Hollow fiber membrane bundle assembly for fuel cell membrane humidifier. (S210) A step of preparing an appropriate number of hollow fiber bundles;
(S220) A step of aligning the hollow fiber bundles neatly and then laminating them by inserting them one by one between the vertically elongated grooves of the potting jig;
(S230) A step of inserting a potting holder into both ends of a hollow fiber membrane bundle that is laminated and fitted into a potting jig;
(S240) A step of assembling a potting gap to completely cover both ends of the potting holder and the hollow fiber membrane bundle;
(S250) A step of injecting potting resin into the potting cap to penetrate and harden the potting resin between the potting holder and the hollow fiber membrane bundle; and
(S260) A step of cutting and removing both ends of the hollow fiber membrane bundle protruding from the potting holder after removing the potting cap;
A method for manufacturing a hollow fiber membrane bundle assembly for a fuel cell membrane humidifier. In paragraph 5,
After the above step S210,
(S211) A step of inserting the prepared hollow fiber bundle into a cylindrical mesh of an elastic material and packing it tightly so that it does not become loose; further comprising;
A method for manufacturing a hollow fiber membrane bundle assembly for a fuel cell membrane humidifier. In paragraph 5,
The above potting jig has a first groove that is elongated in a vertical direction so that a bundle of hollow fiber membranes can be inserted from above, and a second groove that has a wider groove spacing than the first groove is formed at both ends of the first groove so that a potting holder inserted from both sides of the bundle of hollow fiber membranes can be caught.

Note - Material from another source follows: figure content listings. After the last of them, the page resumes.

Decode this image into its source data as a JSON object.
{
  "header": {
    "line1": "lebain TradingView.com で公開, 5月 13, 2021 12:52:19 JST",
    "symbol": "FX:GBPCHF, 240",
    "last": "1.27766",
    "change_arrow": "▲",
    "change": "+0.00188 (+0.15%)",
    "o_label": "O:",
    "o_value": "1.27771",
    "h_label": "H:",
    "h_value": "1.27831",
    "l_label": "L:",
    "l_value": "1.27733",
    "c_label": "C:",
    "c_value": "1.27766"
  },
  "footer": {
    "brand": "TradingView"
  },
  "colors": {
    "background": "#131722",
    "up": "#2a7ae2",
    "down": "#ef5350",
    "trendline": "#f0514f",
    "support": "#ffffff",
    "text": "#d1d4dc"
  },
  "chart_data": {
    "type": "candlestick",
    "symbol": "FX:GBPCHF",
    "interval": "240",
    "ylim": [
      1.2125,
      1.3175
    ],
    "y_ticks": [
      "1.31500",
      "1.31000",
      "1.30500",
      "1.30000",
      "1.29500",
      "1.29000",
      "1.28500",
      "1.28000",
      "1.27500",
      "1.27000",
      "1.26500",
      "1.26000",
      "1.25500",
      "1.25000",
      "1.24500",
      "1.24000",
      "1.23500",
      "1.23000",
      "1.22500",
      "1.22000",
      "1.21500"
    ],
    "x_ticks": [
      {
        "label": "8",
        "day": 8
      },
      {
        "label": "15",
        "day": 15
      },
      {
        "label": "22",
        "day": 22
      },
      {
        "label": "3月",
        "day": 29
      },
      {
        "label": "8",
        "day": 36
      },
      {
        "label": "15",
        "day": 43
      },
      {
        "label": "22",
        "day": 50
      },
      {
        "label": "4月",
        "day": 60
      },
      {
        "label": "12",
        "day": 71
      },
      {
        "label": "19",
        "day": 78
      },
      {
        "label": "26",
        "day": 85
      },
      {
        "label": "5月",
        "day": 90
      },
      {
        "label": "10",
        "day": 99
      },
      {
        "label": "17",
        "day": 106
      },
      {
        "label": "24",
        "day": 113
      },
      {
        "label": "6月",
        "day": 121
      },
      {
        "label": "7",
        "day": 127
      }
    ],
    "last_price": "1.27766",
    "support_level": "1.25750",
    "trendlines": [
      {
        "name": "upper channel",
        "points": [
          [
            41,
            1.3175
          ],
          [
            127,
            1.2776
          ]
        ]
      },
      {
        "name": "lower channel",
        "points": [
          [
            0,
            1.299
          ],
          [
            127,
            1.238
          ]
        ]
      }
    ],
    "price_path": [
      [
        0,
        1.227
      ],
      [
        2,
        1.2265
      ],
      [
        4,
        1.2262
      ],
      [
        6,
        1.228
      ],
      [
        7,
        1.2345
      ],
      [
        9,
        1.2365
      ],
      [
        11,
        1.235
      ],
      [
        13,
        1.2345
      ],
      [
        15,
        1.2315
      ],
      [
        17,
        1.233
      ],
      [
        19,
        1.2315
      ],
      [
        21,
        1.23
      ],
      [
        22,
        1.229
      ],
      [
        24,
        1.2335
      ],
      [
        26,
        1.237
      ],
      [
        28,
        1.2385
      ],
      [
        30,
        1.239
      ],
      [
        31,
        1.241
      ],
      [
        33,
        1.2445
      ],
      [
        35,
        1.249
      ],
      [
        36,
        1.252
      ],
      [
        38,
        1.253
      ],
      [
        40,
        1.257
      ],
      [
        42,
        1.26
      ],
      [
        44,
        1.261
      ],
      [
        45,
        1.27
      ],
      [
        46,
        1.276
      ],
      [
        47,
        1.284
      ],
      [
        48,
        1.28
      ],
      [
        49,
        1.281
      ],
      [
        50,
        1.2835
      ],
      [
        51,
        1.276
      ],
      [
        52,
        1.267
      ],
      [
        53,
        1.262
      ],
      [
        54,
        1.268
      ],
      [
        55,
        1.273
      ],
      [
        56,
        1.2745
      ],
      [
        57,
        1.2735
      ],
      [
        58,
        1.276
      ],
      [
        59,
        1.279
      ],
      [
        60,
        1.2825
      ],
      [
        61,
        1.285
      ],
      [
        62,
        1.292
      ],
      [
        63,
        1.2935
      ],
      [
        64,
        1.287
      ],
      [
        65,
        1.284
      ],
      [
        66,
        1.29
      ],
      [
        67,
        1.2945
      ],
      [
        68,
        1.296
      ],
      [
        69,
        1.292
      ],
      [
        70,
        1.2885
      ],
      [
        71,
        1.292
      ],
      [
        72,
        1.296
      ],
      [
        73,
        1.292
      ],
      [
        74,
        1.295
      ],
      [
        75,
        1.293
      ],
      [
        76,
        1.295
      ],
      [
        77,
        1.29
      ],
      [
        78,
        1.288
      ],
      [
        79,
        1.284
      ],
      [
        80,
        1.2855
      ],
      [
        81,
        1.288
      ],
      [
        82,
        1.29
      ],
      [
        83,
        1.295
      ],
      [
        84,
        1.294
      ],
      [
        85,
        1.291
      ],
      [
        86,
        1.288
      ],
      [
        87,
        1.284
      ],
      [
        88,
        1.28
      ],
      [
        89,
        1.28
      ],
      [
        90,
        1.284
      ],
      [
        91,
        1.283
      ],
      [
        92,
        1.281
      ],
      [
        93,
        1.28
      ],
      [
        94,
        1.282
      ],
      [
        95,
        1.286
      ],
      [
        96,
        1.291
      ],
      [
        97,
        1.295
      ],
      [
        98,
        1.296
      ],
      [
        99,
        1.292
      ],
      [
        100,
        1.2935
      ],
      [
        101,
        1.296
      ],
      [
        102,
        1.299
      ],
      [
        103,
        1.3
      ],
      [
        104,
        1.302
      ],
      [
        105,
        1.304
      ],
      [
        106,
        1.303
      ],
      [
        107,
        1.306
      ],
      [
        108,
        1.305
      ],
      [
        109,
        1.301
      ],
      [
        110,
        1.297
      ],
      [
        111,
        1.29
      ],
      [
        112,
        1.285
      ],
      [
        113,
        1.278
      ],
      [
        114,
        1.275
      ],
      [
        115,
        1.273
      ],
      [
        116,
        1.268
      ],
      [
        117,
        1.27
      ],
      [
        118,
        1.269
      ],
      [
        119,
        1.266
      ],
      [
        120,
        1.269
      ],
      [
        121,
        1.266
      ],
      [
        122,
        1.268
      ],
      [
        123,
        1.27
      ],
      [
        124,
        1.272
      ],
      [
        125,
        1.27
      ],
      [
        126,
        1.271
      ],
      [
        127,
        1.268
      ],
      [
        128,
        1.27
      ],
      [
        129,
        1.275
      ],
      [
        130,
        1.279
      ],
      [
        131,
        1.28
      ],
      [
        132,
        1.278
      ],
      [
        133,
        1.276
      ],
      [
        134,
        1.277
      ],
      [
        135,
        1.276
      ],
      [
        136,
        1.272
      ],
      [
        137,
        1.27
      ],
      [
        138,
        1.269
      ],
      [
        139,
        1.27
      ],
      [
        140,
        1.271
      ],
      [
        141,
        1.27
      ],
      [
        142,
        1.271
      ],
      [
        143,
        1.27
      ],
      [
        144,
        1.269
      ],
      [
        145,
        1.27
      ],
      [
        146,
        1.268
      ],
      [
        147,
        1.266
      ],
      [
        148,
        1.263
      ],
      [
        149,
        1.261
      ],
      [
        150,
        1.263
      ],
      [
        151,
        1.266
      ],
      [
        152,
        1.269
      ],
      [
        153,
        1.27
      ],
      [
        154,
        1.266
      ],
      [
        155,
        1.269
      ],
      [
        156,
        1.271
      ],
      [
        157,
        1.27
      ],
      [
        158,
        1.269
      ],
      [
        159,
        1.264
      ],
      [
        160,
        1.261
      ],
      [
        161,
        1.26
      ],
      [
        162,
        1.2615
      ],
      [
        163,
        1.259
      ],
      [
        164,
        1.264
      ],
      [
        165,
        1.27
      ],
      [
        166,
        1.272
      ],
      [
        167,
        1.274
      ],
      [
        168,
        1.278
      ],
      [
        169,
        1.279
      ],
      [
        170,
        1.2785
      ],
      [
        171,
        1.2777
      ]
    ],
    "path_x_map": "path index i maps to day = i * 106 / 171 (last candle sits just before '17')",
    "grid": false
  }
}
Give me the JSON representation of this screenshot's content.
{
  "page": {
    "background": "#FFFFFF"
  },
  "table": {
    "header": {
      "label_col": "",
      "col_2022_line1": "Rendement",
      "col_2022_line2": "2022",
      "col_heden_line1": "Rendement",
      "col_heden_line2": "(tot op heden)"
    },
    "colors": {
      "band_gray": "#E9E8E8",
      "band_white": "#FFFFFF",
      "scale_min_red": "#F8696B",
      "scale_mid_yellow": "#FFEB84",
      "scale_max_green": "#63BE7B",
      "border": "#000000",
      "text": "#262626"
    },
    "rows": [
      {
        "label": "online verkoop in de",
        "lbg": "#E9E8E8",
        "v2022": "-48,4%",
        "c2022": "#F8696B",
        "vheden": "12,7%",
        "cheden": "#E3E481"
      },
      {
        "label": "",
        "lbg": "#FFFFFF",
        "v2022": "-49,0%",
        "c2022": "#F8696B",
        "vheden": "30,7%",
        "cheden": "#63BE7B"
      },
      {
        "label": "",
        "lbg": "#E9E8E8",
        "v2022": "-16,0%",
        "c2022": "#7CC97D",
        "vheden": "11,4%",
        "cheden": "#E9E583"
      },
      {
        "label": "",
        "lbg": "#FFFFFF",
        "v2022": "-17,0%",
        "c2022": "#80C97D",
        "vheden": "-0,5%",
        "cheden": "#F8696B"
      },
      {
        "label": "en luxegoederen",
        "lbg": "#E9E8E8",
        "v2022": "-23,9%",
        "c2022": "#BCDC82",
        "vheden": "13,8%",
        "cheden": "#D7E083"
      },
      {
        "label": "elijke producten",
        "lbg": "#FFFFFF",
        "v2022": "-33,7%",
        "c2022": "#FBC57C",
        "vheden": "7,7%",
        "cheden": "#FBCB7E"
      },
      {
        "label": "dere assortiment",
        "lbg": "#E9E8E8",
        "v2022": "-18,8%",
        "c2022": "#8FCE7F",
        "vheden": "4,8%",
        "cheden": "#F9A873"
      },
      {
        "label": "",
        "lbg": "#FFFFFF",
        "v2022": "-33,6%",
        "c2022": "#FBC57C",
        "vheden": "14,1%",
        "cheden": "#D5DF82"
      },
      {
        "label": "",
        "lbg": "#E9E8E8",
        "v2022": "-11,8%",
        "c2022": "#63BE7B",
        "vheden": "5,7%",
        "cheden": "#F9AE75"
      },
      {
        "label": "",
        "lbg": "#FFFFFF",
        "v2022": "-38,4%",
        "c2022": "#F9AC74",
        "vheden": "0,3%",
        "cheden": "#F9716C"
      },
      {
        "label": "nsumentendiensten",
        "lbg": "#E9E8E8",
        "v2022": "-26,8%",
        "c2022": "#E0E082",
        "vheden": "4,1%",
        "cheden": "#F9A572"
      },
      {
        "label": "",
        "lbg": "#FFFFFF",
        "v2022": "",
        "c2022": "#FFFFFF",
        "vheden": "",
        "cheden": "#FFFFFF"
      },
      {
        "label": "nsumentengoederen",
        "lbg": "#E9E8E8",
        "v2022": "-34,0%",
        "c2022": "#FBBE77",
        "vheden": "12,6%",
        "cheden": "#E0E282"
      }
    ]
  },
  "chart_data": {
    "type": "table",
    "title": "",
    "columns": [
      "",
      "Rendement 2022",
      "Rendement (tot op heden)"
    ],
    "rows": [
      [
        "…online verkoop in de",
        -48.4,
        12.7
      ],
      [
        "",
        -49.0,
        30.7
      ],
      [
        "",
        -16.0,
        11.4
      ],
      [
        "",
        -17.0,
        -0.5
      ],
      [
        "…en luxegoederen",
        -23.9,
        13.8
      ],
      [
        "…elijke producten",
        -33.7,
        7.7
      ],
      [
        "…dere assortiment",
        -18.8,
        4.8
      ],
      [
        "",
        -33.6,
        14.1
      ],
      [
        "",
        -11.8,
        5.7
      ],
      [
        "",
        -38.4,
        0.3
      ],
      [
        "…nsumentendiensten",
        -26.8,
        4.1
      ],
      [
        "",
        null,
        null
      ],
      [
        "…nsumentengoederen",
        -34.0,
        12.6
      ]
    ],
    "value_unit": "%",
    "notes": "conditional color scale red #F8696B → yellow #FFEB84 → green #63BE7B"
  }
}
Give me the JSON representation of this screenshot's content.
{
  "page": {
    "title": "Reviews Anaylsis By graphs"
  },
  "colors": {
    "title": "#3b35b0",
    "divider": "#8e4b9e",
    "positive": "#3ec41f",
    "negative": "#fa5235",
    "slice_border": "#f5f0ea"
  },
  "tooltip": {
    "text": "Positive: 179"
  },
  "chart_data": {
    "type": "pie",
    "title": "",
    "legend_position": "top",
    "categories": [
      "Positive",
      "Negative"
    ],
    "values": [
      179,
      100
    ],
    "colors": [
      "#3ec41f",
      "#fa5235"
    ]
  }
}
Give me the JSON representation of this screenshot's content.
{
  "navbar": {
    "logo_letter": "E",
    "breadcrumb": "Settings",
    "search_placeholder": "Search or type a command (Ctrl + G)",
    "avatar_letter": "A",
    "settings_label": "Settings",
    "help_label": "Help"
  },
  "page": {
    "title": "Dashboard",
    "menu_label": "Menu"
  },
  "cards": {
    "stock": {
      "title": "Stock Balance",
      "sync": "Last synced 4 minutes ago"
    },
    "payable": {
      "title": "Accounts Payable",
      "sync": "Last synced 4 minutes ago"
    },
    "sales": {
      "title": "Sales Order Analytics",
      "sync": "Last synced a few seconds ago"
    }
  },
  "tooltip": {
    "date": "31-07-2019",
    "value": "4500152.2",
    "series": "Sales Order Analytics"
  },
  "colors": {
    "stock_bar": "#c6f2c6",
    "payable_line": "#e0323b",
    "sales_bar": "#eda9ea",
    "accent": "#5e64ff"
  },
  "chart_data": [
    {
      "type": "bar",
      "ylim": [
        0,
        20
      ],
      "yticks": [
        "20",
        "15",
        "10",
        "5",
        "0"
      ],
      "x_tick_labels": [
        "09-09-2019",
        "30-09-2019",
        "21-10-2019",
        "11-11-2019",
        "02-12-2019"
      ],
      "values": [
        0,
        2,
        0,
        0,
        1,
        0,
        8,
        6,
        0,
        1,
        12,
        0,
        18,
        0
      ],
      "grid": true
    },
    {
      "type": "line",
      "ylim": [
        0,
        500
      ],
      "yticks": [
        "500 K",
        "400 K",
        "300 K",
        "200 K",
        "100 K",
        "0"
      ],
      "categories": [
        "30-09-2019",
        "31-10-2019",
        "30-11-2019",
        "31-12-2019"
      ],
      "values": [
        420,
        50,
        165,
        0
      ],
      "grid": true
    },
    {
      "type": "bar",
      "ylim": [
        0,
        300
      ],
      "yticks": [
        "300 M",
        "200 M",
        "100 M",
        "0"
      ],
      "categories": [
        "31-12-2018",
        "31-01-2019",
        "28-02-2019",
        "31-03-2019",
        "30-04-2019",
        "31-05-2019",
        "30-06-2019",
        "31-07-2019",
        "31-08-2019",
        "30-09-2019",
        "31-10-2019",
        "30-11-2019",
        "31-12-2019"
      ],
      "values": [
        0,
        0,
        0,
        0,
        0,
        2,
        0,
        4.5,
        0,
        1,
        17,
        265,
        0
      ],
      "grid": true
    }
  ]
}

A method for manufacturing a hollow fiber membrane bundle assembly for a fuel cell membrane humidifier. In paragraph 7,
At the upper part of the first groove, a guide slope is formed whose width gradually narrows downwards to prevent the hollow fiber bundle from getting caught when it is inserted and stacked from the upper part of the first groove.
A method for manufacturing a hollow fiber membrane bundle assembly for a fuel cell membrane humidifier.